During the 1970s, Brooklyn—and especially neighborhoods to the east of Prospect Park—underwent a significant population change. For many years, Brooklyn was largely populated by white Irish and Italian immigrants, but this began to change in the 1960s and, even more notably, in the 1970s, as censuses began to show an increase in African American residents. One especially illustrative figure is that the Flatbush neighborhood was 89 percent white in 1970 and then only 30 percent white by the end of the decade, with African Americans making up as much as 50 percent of the population. Although Woodson doesn’t spend much time in Another Brooklyn dwelling on this shift in Brooklyn’s population, the change serves as a backdrop for the novel, as August watches the last of her white neighbors packing up their cars and driving away to live elsewhere. Of course, it’s also worth mentioning that the general area that Woodson focuses on is now undergoing yet another change in its population as many neighborhoods in New York City are experiencing gentrification.
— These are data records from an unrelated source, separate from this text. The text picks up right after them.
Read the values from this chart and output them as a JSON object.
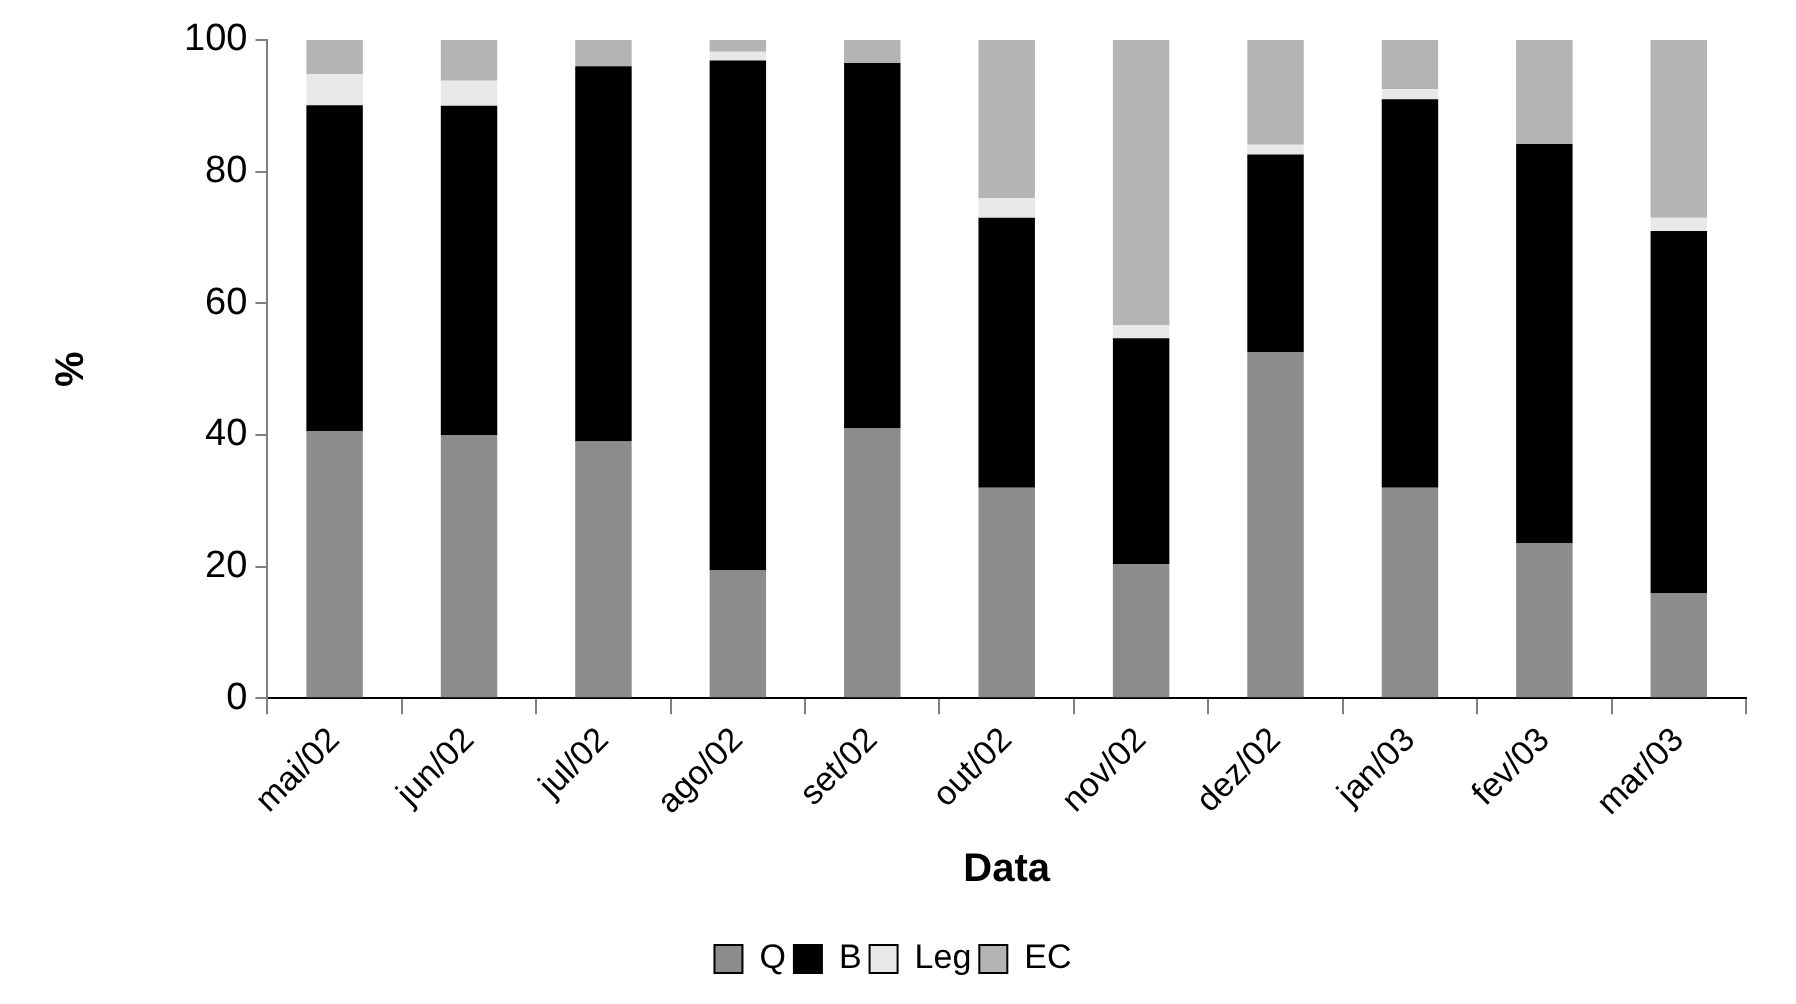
{
  "chart_data": {
    "type": "bar",
    "stacked": true,
    "xlabel": "Data",
    "ylabel": "%",
    "categories": [
      "mai/02",
      "jun/02",
      "jul/02",
      "ago/02",
      "set/02",
      "out/02",
      "nov/02",
      "dez/02",
      "jan/03",
      "fev/03",
      "mar/03"
    ],
    "series": [
      {
        "name": "Q",
        "color": "#8c8c8c",
        "values": [
          40.6,
          40,
          39,
          19.4,
          41,
          32,
          20.4,
          52.6,
          32,
          23.6,
          16
        ]
      },
      {
        "name": "B",
        "color": "#000000",
        "values": [
          49.5,
          50,
          57,
          77.5,
          55.5,
          41,
          34.3,
          30,
          59,
          60.6,
          55
        ]
      },
      {
        "name": "Leg",
        "color": "#e8e8e8",
        "values": [
          4.7,
          3.8,
          0,
          1.3,
          0,
          3,
          2,
          1.5,
          1.5,
          0,
          2
        ]
      },
      {
        "name": "EC",
        "color": "#b4b4b4",
        "values": [
          5.2,
          6.2,
          4,
          1.8,
          3.5,
          24,
          43.3,
          15.9,
          7.5,
          15.8,
          27
        ]
      }
    ],
    "ylim": [
      0,
      100
    ],
    "yticks": [
      0,
      20,
      40,
      60,
      80,
      100
    ],
    "grid": false,
    "legend": "bottom"
  }
}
Other Books Related to Another Brooklyn

Because Another Brooklyn examines what it means to grow up without a mother, it is similar to Jacqueline Woodson’s only other novel for adults, Red At The Bone. This novel focuses on a young mother’s desire to pursue more in life than motherhood, thereby giving readers an alternative look at the complexities of raising children. Furthermore, Woodson’s autobiographical novel-in-verse, Brown Girl Dreaming, treads similar ground as Another Brooklyn, focusing on the author’s childhood and adolescence in South Carolina and, later, Brooklyn. From a different perspective, Another Brooklyn shares certain similarities with Colm Tóibín’s novel Brooklyn, which is also a coming-of-age tale based in Brooklyn. Although Brooklyn focuses on the city’s Irish community, this actually connects with Woodson’s depiction in Another Brooklyn of the few white families in August’s neighborhood—all of whom eventually move away—since these families are predominantly Irish. In addition, Another Brooklyn’s examination of the ways in which racism often perpetuates itself within black communities draws certain comparisons to W. E. B. Du Bois’s collection of essays, The Souls of Black Folk, in which the author considers the notion of “double-consciousness,” pointing out that many black people see themselves through the eyes of people who are hypercritical of them. In terms of Woodson’s portrait of the Nation of Islam, Another Brooklyn could also be compared to The Autobiography of Malcolm X, in which Malcolm X recounts his involvement with the group. Similarly, James Baldwin’s book-length essay, The Fire Next Time, also gives an account of the Nation of Islam during the 1960s. In terms of more modern comparisons, Another Brooklyn has certain aspects in common with Brit Bennett’s novel, The Mothers, which also looks at the effects of motherly abandonment (by way of suicide) on a young black woman’s life. 
Key Facts about Another Brooklyn
  • Full Title: Another Brooklyn
  • When Published: 2016
  • Literary Period: Contemporary
  • Genre: Novel
  • Setting: Brooklyn
  • Climax: Shortly after Angela disappears, Gigi commits suicide when none of her friends come to see her in a musical.
  • Antagonist: Discrimination; violence against women; trauma
  • Point of View: First Person

Extra Credit for Another Brooklyn

Close Contender. In 2016, Another Brooklyn was nominated for the National Book Award. If it had won, it would have been Woodson’s second time receiving the award. 

True to Life. Like August, Woodson moved to Brooklyn from the South as a young girl. Moreover, one of the book’s other central characters, Gigi, comes to Brooklyn by way of South Carolina, which is where Woodson herself moved from with her family.